De retour en France, le couple est entendu par la police tourangelle puis relâché. M. Courjault nie que sa femme ait pu accoucher de ces nouveaux-nés ne serait-ce que parce qu'elle a subi une ablation de l'utérus en décembre 2003. Le premier avocat du couple se gausse publiquement des compétences des médecins légistes coréens Avant que des tests ADN pratiqués en France confirment les premiers résultats.

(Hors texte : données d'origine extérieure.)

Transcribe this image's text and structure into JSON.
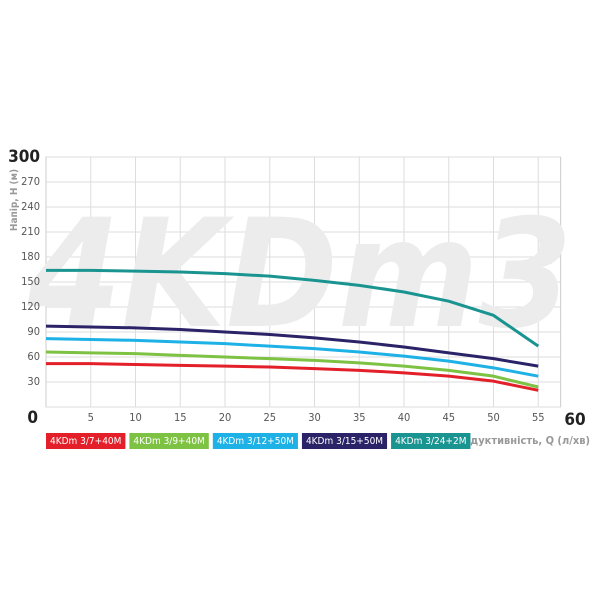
{
  "chart_data": {
    "type": "line",
    "watermark": "4KDm3",
    "y_label": "Напір, H (м)",
    "x_label": "Продуктивність, Q (л/хв)",
    "x": [
      0,
      5,
      10,
      15,
      20,
      25,
      30,
      35,
      40,
      45,
      50,
      55
    ],
    "xlim": [
      0,
      60
    ],
    "xticks": [
      5,
      10,
      15,
      20,
      25,
      30,
      35,
      40,
      45,
      50,
      55,
      60
    ],
    "ylim": [
      0,
      300
    ],
    "yticks": [
      0,
      30,
      60,
      90,
      120,
      150,
      180,
      210,
      240,
      270,
      300
    ],
    "grid": true,
    "series": [
      {
        "name": "4KDm 3/7+40M",
        "color": "#e3202a",
        "values": [
          52,
          52,
          51,
          50,
          49,
          48,
          46,
          44,
          41,
          37,
          31,
          20
        ]
      },
      {
        "name": "4KDm 3/9+40M",
        "color": "#7dc242",
        "values": [
          66,
          65,
          64,
          62,
          60,
          58,
          56,
          53,
          49,
          44,
          37,
          24
        ]
      },
      {
        "name": "4KDm 3/12+50M",
        "color": "#1eb1e6",
        "values": [
          82,
          81,
          80,
          78,
          76,
          73,
          70,
          66,
          61,
          55,
          47,
          37
        ]
      },
      {
        "name": "4KDm 3/15+50M",
        "color": "#2a2367",
        "values": [
          97,
          96,
          95,
          93,
          90,
          87,
          83,
          78,
          72,
          65,
          58,
          49
        ]
      },
      {
        "name": "4KDm 3/24+2M",
        "color": "#1a9490",
        "values": [
          164,
          164,
          163,
          162,
          160,
          157,
          152,
          146,
          138,
          127,
          110,
          73
        ]
      }
    ]
  }
}
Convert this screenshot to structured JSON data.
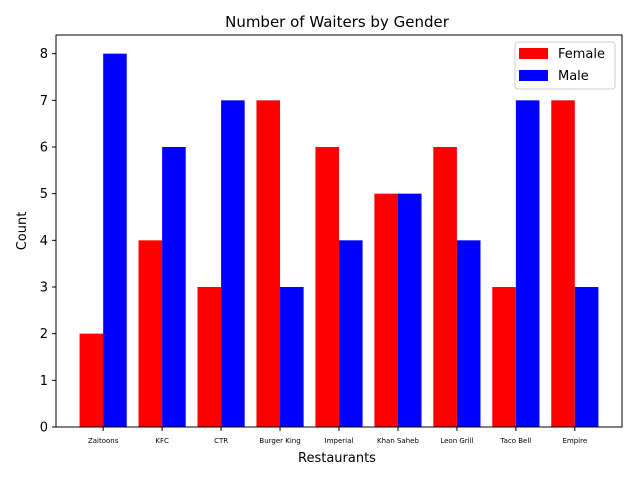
{
  "chart_data": {
    "type": "bar",
    "title": "Number of Waiters by Gender",
    "xlabel": "Restaurants",
    "ylabel": "Count",
    "categories": [
      "Zaitoons",
      "KFC",
      "CTR",
      "Burger King",
      "Imperial",
      "Khan Saheb",
      "Leon Grill",
      "Taco Bell",
      "Empire"
    ],
    "series": [
      {
        "name": "Female",
        "color": "#ff0000",
        "values": [
          2,
          4,
          3,
          7,
          6,
          5,
          6,
          3,
          7
        ]
      },
      {
        "name": "Male",
        "color": "#0000ff",
        "values": [
          8,
          6,
          7,
          3,
          4,
          5,
          4,
          7,
          3
        ]
      }
    ],
    "ylim": [
      0,
      8.4
    ],
    "yticks": [
      0,
      1,
      2,
      3,
      4,
      5,
      6,
      7,
      8
    ],
    "grid": false,
    "legend_position": "top-right"
  }
}
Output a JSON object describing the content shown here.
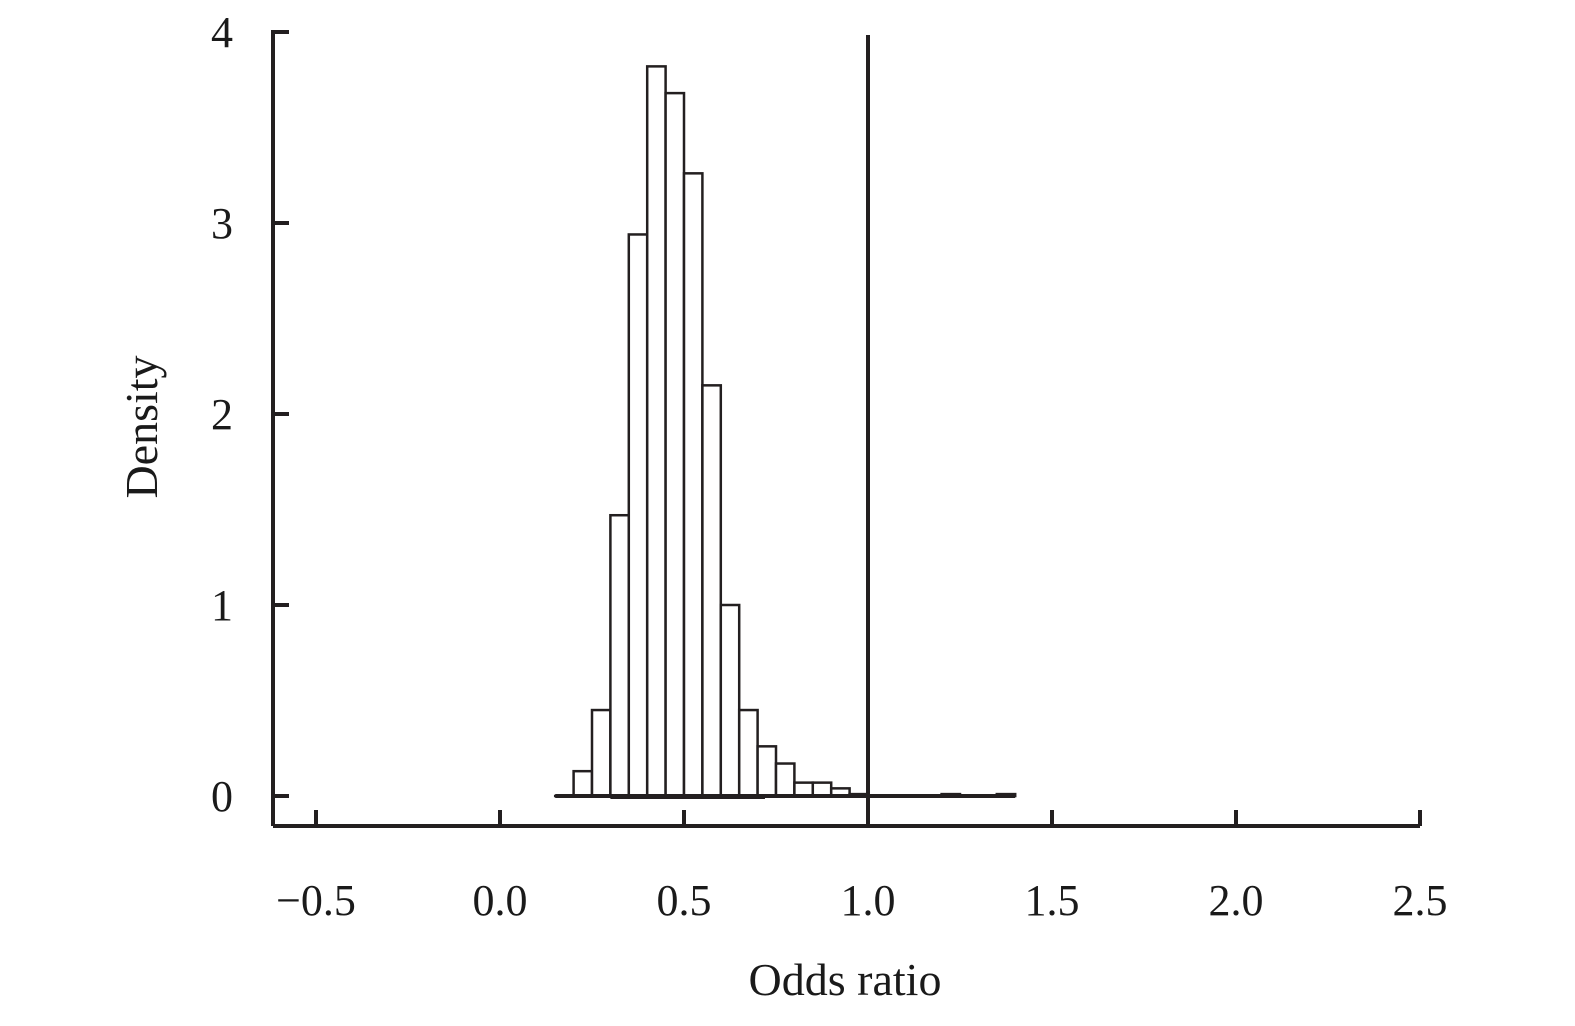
{
  "chart_data": {
    "type": "bar",
    "subtype": "histogram",
    "xlabel": "Odds ratio",
    "ylabel": "Density",
    "xlim": [
      -0.6,
      2.5
    ],
    "ylim": [
      -0.15,
      4
    ],
    "xticks": [
      -0.5,
      0.0,
      0.5,
      1.0,
      1.5,
      2.0,
      2.5
    ],
    "xtick_labels": [
      "−0.5",
      "0.0",
      "0.5",
      "1.0",
      "1.5",
      "2.0",
      "2.5"
    ],
    "yticks": [
      0,
      1,
      2,
      3,
      4
    ],
    "ytick_labels": [
      "0",
      "1",
      "2",
      "3",
      "4"
    ],
    "bin_width": 0.05,
    "bins": [
      {
        "x0": 0.15,
        "value": 0.0
      },
      {
        "x0": 0.2,
        "value": 0.13
      },
      {
        "x0": 0.25,
        "value": 0.45
      },
      {
        "x0": 0.3,
        "value": 1.47
      },
      {
        "x0": 0.35,
        "value": 2.94
      },
      {
        "x0": 0.4,
        "value": 3.82
      },
      {
        "x0": 0.45,
        "value": 3.68
      },
      {
        "x0": 0.5,
        "value": 3.26
      },
      {
        "x0": 0.55,
        "value": 2.15
      },
      {
        "x0": 0.6,
        "value": 1.0
      },
      {
        "x0": 0.65,
        "value": 0.45
      },
      {
        "x0": 0.7,
        "value": 0.26
      },
      {
        "x0": 0.75,
        "value": 0.17
      },
      {
        "x0": 0.8,
        "value": 0.07
      },
      {
        "x0": 0.85,
        "value": 0.07
      },
      {
        "x0": 0.9,
        "value": 0.04
      },
      {
        "x0": 0.95,
        "value": 0.01
      },
      {
        "x0": 1.0,
        "value": 0.0
      },
      {
        "x0": 1.05,
        "value": 0.0
      },
      {
        "x0": 1.1,
        "value": 0.0
      },
      {
        "x0": 1.15,
        "value": 0.0
      },
      {
        "x0": 1.2,
        "value": 0.01
      },
      {
        "x0": 1.25,
        "value": 0.0
      },
      {
        "x0": 1.3,
        "value": 0.0
      },
      {
        "x0": 1.35,
        "value": 0.01
      }
    ],
    "reference_line_x": 1.0,
    "interval": [
      0.3,
      0.72
    ],
    "grid": false,
    "legend": "none"
  }
}
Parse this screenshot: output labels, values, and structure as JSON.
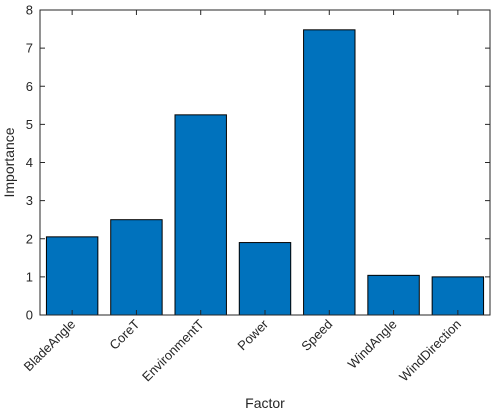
{
  "chart_data": {
    "type": "bar",
    "categories": [
      "BladeAngle",
      "CoreT",
      "EnvironmentT",
      "Power",
      "Speed",
      "WindAngle",
      "WindDirection"
    ],
    "values": [
      2.05,
      2.5,
      5.25,
      1.9,
      7.48,
      1.04,
      1.0
    ],
    "title": "",
    "xlabel": "Factor",
    "ylabel": "Importance",
    "ylim": [
      0,
      8
    ],
    "yticks": [
      0,
      1,
      2,
      3,
      4,
      5,
      6,
      7,
      8
    ],
    "grid": false,
    "bar_color": "#0072BD",
    "axis_color": "#262626"
  }
}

Octobre 2006: le couple est placé en garde à vue et Mme Courjault avoue un double infanticide par «strangulation». Elle affirme aussi que son mari n'était au courant de rien. Puis elle avoue un troisième infanticide commis en juillet 1999, en France cette fois., précisant qu'elle n'avait pas alors congelé mais brûlé le corps de son nouveau-né. Mise en examen elle est écrouée à Orléans (Loiret), poursuivie pour «assassinats».
L'enquête démontrera que dans leur entourage proche, à Séoul, personne n'avait -ne serait-ce qu'un instant- soupçonné que cette femme ait pu être enceinte. L'autopsie des deux nouveaux-nés révèlera bientôt qu'ils étaient morts par «asphyxie» et non par «étranglement». Le mari sera mis hors de cause par la justice.
«Déni de grossesse»?
Devant la Cour d'assises d'Indre-et-Loire, on va, dans les prochains jours, immanquablement l'invoquer. Me Hélène Delhommais, l'avocate de l'accusée espère que le procès ne se résumera pas à ce nouveau concept. «J'attends que cette femme puisse s'exprimer sereinement dans le calme, si possible, a-t-elle déclaré à l'Agence France Prese. L'agitation autour d'elle pourrait la gêner. Or le principal, c'est que devant les jurés, elle puisse exprimer ses émotions, et elle a beaucoup de choses à dire. Elle peut raconter beaucoup plus de choses qu'au départ du dossier parce qu'elle a travaillé avec des psychiatres. Elle est dans une souffrance différente et aujourd'hui elle peut l'exprimer. Je ne pense pas que le « déni de grossesse » va alimenter tous les débats sinon, à mon
sens, ce serait une erreur. Mais il est certain que nous allons en parler, que les experts vont en parler. Pour autant le cas de Mme Courjault ne se résume pas à cette notion et j'ai peur qu'elle devienne l'emblème d'un thème, une espèce d'étendard de thèse, qui ne lui correspond pas.»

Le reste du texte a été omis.